THE BOOKS OF EARTHSEA by Ursula K. Le Guin (BOOK REVIEW)
With a new illustrated edition of all Ursula Le Guin’s Earthsea writings just published, there has never been a better time to immerse oneself in works of fiction that justify her acclaim as the Grand Master of fantasy.
It all begin with A Wizard of Earthsea, a story about a young man known as Sparrowhawk who will become a ‘dragonlord and Archmage’. Born and raised on the island of Gont in the Earthsea archipelago, he becomes known for what we would now call occult powers but such an ability is not unknown in Earthsea and he is packed off to a wizard school on the island of Roke. Here he learns some serious magic, fraught with frightening possibilities and demons of his own making. What follows is an odyssey that becomes a search for his own identity.
Apart from being a thrilling Bildungsroman, there are two especially noteworthy aspects to the first novel set in the archipelago. First, Sparrowhawk is dark-skinned and it is the plundering Kargs, attacking Gort in the first chapter, who are ‘white-skinned, yellow-haired’. The book was first published in the US in 1968 and, even if his colour did register with publicists (‘I didn’t make an issue of it,’ says le Guin), any illustration depicting a non-white hero was unthinkable. For years, he duly appeared as a young white boy on front covers of the book.
The other point to note, three decades before JK Rowling gave a similar education to her sorcerer, is Sparrowhawk’s attendance at a school for wizards. Le Guin was diplomatic enough not to accuse Rowling of plagiarism while making an important critical observation: ‘I didn’t feel she ripped me off, as some people did, though she could have been more gracious about her predecessors. My incredulity was at the critics who found the first book wonderfully original. She has many virtues, but originality isn’t one of them. That hurt.’ More pointedly, she has summed up the limitations of Rowling’s Harry Potter books: ‘a lively kid’s fantasy crossed with a ‘school novel’, good fare for its age group, but stylistically ordinary, imaginatively derivative, and ethically rather mean-spirited.’

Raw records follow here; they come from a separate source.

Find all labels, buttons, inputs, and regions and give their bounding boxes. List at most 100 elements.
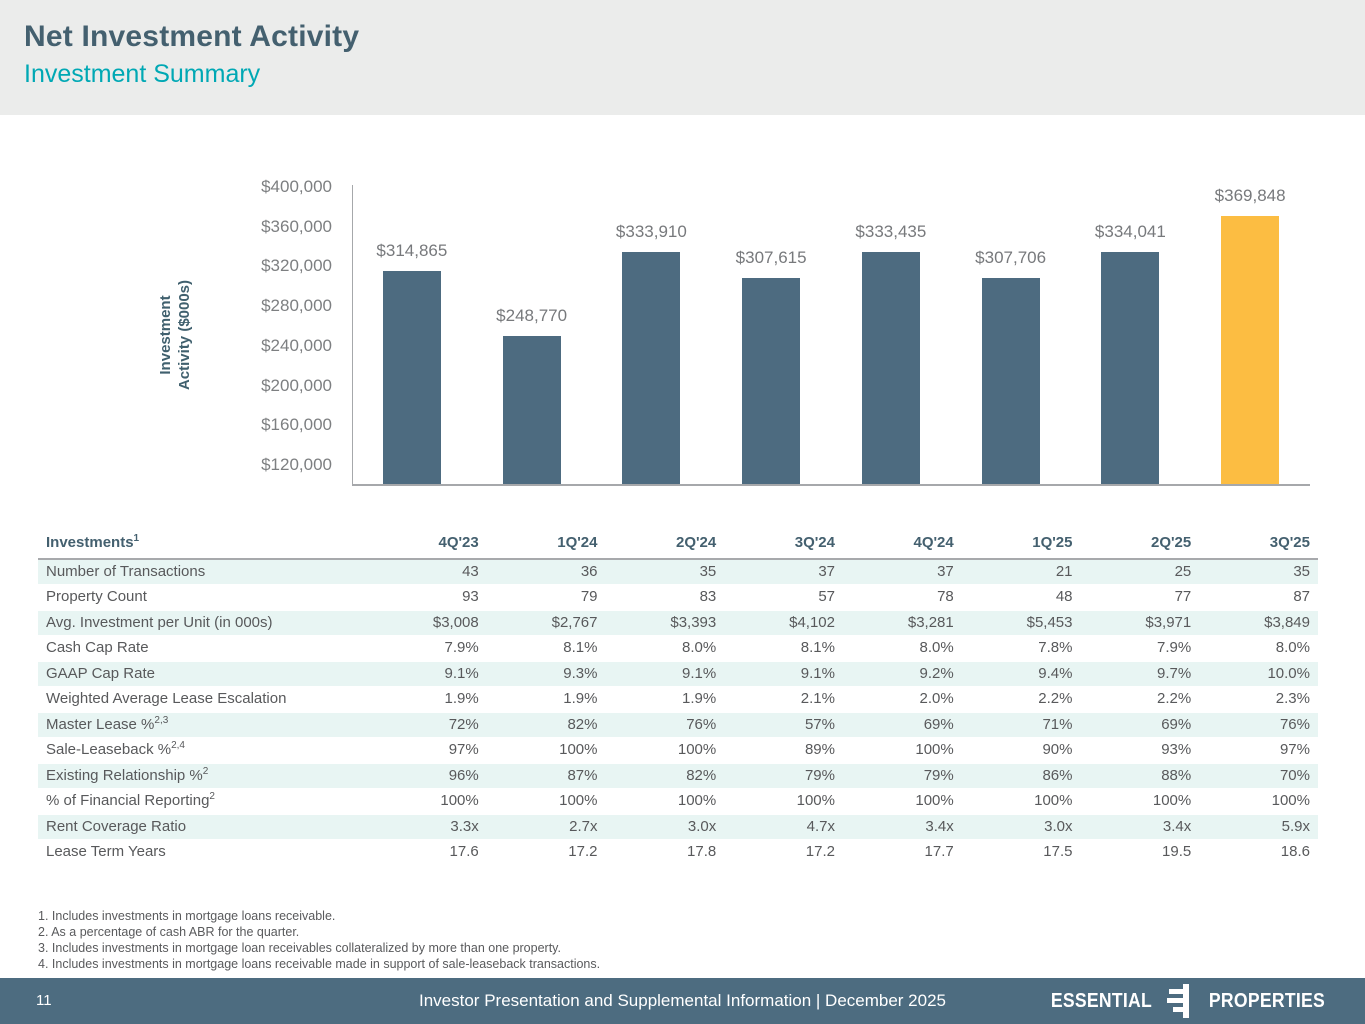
cell-value: 3.0x <box>687 817 717 835</box>
cell-value: 1.9% <box>444 690 479 707</box>
table-row: Weighted Average Lease Escalation 1.9% 1.9… <box>38 686 1318 713</box>
row-label: Weighted Average Lease Escalation <box>46 690 287 707</box>
cell-value: 9.1% <box>800 664 835 682</box>
cell-value: 82% <box>567 715 598 733</box>
row-label: Number of Transactions <box>46 562 206 580</box>
bar-2Q'25 <box>1101 251 1160 484</box>
logo-text-essential: ESSENTIAL <box>1051 989 1153 1012</box>
cell-value: 100% <box>915 741 954 758</box>
bar-3Q'25 <box>1221 215 1280 484</box>
cell-value: 77 <box>1174 588 1192 605</box>
cell-value: 8.1% <box>800 639 835 656</box>
cell-value: $5,453 <box>1026 613 1073 631</box>
cell-value: 9.7% <box>1157 664 1192 682</box>
cell-value: 37 <box>818 562 835 580</box>
column-header: 4Q'24 <box>843 531 962 560</box>
cell-value: $3,971 <box>1145 613 1192 631</box>
page-title: Net Investment Activity <box>24 20 360 53</box>
bar-value-label: $248,770 <box>496 306 568 326</box>
essential-properties-logo-icon <box>1167 984 1193 1018</box>
row-label: % of Financial Reporting2 <box>46 791 215 810</box>
column-header: 2Q'25 <box>1080 531 1200 560</box>
y-tick-label: $160,000 <box>261 415 332 435</box>
logo-text-properties: PROPERTIES <box>1208 989 1326 1012</box>
cell-value: 17.2 <box>568 843 598 860</box>
y-tick-label: $240,000 <box>261 335 332 355</box>
cell-value: 17.2 <box>805 843 835 860</box>
table-row: Property Count 93 79 83 57 78 48 77 87 <box>38 584 1318 611</box>
y-tick-label: $400,000 <box>261 177 332 196</box>
cell-value: 72% <box>448 715 479 733</box>
cell-value: 7.9% <box>444 639 479 656</box>
page-subtitle: Investment Summary <box>24 60 261 88</box>
table-row: Lease Term Years 17.6 17.2 17.8 17.2 17.7 17.5… <box>38 839 1318 865</box>
cell-value: 9.1% <box>682 664 717 682</box>
row-label: Existing Relationship %2 <box>46 765 209 784</box>
cell-value: 79% <box>923 766 954 784</box>
footnotes: 1. Includes investments in mortgage loan… <box>38 908 600 972</box>
table-row: % of Financial Reporting2 100% 100% 100% 100… <box>38 788 1318 815</box>
cell-value: $3,281 <box>907 613 954 631</box>
cell-value: 9.3% <box>563 664 598 682</box>
cell-value: 100% <box>796 792 835 809</box>
row-label: Lease Term Years <box>46 843 166 860</box>
cell-value: 7.9% <box>1157 639 1192 656</box>
cell-value: 36 <box>580 562 598 580</box>
cell-value: 2.2% <box>1038 690 1073 707</box>
row-label: GAAP Cap Rate <box>46 664 155 682</box>
cell-value: 93% <box>1161 741 1192 758</box>
bar-value-label: $333,435 <box>855 222 927 242</box>
column-header: 1Q'25 <box>961 531 1081 560</box>
table-row: Rent Coverage Ratio 3.3x 2.7x 3.0x 4.7x 3.4x 3… <box>38 814 1318 840</box>
cell-value: 2.1% <box>800 690 835 707</box>
bar-value-label: $314,865 <box>376 240 448 260</box>
y-tick-label: $320,000 <box>261 256 332 276</box>
cell-value: 25 <box>1174 562 1192 580</box>
cell-value: $3,849 <box>1264 613 1310 631</box>
row-label: Avg. Investment per Unit (in 000s) <box>46 613 273 631</box>
cell-value: 82% <box>686 766 717 784</box>
table-row: Sale-Leaseback %2,4 97% 100% 100% 89% 100% 90%… <box>38 737 1318 764</box>
cell-value: 37 <box>937 562 954 580</box>
cell-value: 83 <box>699 588 717 605</box>
y-tick-label: $120,000 <box>261 455 332 475</box>
cell-value: 1.9% <box>682 690 717 707</box>
bar-value-label: $307,706 <box>975 247 1047 267</box>
company-logo: ESSENTIAL PROPERTIES <box>1044 984 1333 1018</box>
bar-value-label: $334,041 <box>1094 221 1166 241</box>
cell-value: 1.9% <box>563 690 598 707</box>
cell-value: 48 <box>1055 588 1073 605</box>
cell-value: $4,102 <box>789 613 835 631</box>
bar-4Q'24 <box>861 252 920 484</box>
cell-value: 3.4x <box>1162 817 1192 835</box>
cell-value: 18.6 <box>1280 843 1310 860</box>
bar-2Q'24 <box>622 251 681 484</box>
column-header: 2Q'24 <box>605 531 725 560</box>
column-header: 3Q'24 <box>724 531 843 560</box>
page-number: 11 <box>36 992 52 1009</box>
cell-value: 76% <box>1279 715 1310 733</box>
footnote: 2. As a percentage of cash ABR for the q… <box>38 925 300 939</box>
cell-value: 2.2% <box>1157 690 1192 707</box>
cell-value: 76% <box>686 715 717 733</box>
row-label: Cash Cap Rate <box>46 639 149 656</box>
table-row: Master Lease %2,3 72% 82% 76% 57% 69% 71% 69% 76… <box>38 712 1318 738</box>
cell-value: 100% <box>677 741 717 758</box>
investments-table-wrap: Investments1 4Q'23 1Q'24 2Q'24 3Q'24 4Q'24 1Q… <box>38 531 1318 865</box>
cell-value: 100% <box>677 792 717 809</box>
table-row: Number of Transactions 43 36 35 37 37 21 25 35 <box>38 558 1318 585</box>
cell-value: 19.5 <box>1162 843 1192 860</box>
y-axis-title: Investment Activity ($000s) <box>152 186 198 484</box>
cell-value: 21 <box>1055 562 1073 580</box>
cell-value: 2.0% <box>919 690 954 707</box>
cell-value: 2.3% <box>1275 690 1310 707</box>
cell-value: 93 <box>462 588 479 605</box>
cell-value: 96% <box>448 766 479 784</box>
cell-value: 9.4% <box>1038 664 1073 682</box>
row-label: Rent Coverage Ratio <box>46 817 187 835</box>
row-label: Master Lease %2,3 <box>46 714 169 733</box>
bar-1Q'24 <box>502 336 561 484</box>
footnote: 1. Includes investments in mortgage loan… <box>38 909 336 923</box>
cell-value: 17.6 <box>449 843 479 860</box>
cell-value: 3.4x <box>925 817 954 835</box>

The Tombs of Atuan, the sequel to A Wizard of Earthsea, introduces a young girl, Tenar, who was born in the Kargish empire and taken to be a high priestess to the ‘Nameless Ones’ at the Tombs of Atuan. As the result of her encounter with Ged (Sparrowhawk’s real name), she also has to examine her own life although the full consequences of this process – confronting a male-dominated world – do not become apparent until a separate book, Tehanu, appears in 1990. Long before then, however, the story of how the young sorcerer from Gont completes his existential quest reaches its philosophical conclusion in The Farthest Shore (1973).
It was Ged’s pride that, in A Wizard of Earthsea, led him to summon a spirit from the dead, a deed that opened a tear in the world’s fabric and allowed in a shadowy beast of unbeing. As the story unfolds in the books that follow, it becomes possible to see this beast as a part of Ged’s own self and in The Farthest Shore there is a final confrontation that re-enacts this encounter with his own nature. He learns that there will always be dragons blocking your way and that, ultimately, there is no magic that gets you through life’s changes. Taoist and Buddhist reflections are there in the writings’ background but without, as Le Guin puts it, the ‘God business’.
The novels’ appeal to adults and younger readers has not declined over the years – the trilogy has never been out of print – and it was only a matter of time before Le Guin was encouraged to write more stories set in Earthsea. Over the years, these have amounted to over half a dozen additional texts and they are all included in the definitive new publication, The Books of Earthsea.
The extra material begins with Tales from Earthsea, a set of five tales that explore or extend the world first created in the four earlier novels, and includes a lecture, ‘Children, Women, Men and Dragons’, Le Guin delivered at a university conference. In it, she considers how in the Western tradition ‘ heroism has been gendered: the hero is a man’ and why she wrote Tehanu as an act of affirmative action.
The nearly one thousand pages of The Books of Earthsea amount to a landmark publication and make amazingly good value as a necessary purchase, the literary equivalent of a box set of all the Beatles recordings. There are nearly sixty illustrations including many in colour, by an artist, Charles Vess, who worked with Le Guin on all of them. It’s a shame she never lived to see the book in print but she knew what it would look like and gave it her blessing.